従来のロボットは、産業用ロボット、極限ロボット等人間と隔離した環境下での使用が前提であったが、今後は高齢化を迎え介護ロボットのような人間協調・共存型ロボットが着目されつつある。これらを実現するためにも、より広範囲な触覚センサの研究開発に期待がよせられている。
ここでは、バリ取り、研磨、精密組立作業等、人間の感覚が必要となる各種産業用ロボットで用いられている力覚センサについて述べる。力覚センサには、ロボットハンドの手首用、指先用等、装着部位により、容量、大きさが異なるが、3軸力(X、Y、Z方向の各力)と各軸周りのトルク、またはモーメントの合計6軸力を測定するものが、一般的である。また、用途に応じ3軸力、4軸力用等の力覚センサもある。検出方法は、負荷される力により弾性体(起歪体)に発生するひずみを、ひずみゲージで各軸力毎に検出する方法が多い。
ひずみを発生させる起歪体は、ロードセル等の単軸の荷重変換器と異なり、6軸力が同時に負荷されるにもかかわらず、各軸力をそれぞれ分離して検出する必要があるため、特殊な構造が採られている。

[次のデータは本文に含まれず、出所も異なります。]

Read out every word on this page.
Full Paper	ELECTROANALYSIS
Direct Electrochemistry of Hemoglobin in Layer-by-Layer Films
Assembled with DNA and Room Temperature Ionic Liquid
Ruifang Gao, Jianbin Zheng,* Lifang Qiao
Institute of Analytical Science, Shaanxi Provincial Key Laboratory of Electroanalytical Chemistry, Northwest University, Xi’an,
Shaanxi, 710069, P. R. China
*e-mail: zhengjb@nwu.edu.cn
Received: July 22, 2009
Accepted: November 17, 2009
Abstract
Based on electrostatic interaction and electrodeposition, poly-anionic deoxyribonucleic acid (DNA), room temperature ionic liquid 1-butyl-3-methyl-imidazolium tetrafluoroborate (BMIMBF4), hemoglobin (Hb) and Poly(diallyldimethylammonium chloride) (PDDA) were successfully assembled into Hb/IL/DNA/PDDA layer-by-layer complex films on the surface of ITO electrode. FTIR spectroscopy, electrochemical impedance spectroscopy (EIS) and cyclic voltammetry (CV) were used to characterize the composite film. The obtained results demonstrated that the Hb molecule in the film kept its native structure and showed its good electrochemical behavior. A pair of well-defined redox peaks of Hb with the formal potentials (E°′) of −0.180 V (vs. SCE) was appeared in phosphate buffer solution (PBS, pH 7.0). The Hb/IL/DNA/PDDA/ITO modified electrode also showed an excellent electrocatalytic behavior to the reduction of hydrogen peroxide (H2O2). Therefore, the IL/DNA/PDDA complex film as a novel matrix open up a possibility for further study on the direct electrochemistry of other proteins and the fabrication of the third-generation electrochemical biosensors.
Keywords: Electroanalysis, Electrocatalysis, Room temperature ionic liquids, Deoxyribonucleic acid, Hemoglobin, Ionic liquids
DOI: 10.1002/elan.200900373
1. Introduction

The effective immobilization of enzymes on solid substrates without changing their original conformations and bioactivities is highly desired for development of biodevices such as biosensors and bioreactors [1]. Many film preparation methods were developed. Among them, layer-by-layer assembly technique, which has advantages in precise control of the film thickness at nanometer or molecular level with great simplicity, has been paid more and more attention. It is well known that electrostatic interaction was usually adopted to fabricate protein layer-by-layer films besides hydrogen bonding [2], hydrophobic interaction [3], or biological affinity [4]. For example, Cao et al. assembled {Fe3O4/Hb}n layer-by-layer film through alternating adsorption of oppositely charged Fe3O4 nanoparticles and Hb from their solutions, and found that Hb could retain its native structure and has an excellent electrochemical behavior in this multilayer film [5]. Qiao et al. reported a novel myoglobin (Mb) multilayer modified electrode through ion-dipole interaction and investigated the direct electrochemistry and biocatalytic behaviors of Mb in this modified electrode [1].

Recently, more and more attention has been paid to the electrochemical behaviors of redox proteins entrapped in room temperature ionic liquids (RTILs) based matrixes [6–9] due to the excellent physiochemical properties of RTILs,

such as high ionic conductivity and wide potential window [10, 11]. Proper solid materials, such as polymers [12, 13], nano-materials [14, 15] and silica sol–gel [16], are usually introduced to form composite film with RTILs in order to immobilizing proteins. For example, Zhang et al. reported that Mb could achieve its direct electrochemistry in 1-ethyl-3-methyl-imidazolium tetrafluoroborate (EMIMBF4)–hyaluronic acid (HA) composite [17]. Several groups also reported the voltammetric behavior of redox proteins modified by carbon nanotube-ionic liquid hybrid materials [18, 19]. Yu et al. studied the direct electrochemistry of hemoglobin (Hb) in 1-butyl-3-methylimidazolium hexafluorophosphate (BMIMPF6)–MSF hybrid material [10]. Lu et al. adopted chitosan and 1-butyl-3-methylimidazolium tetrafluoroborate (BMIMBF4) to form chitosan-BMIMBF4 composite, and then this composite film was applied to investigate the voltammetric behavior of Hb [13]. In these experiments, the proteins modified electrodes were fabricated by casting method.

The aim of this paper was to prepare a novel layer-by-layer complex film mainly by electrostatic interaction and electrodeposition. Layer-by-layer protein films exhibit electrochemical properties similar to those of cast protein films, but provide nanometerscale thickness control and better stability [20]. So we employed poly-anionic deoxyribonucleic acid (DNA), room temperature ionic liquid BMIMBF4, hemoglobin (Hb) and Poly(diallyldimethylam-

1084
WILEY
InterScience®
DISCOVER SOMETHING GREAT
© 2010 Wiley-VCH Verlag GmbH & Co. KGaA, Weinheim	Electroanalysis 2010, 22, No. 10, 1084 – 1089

各軸力相互間の干渉が気になるところであるが、干渉を減らす起歪体構造、干渉を減らすひずみゲージの配置等を採用し、さらに、出荷時の試験データを用いた干渉補正処理を行うことにより、精度向上が図られている。
今後力覚センサは、人間協調・共存型ロボットを実現する上でも、より一層の小型化、高精度化、高信頼性化、低価格化が望まれている。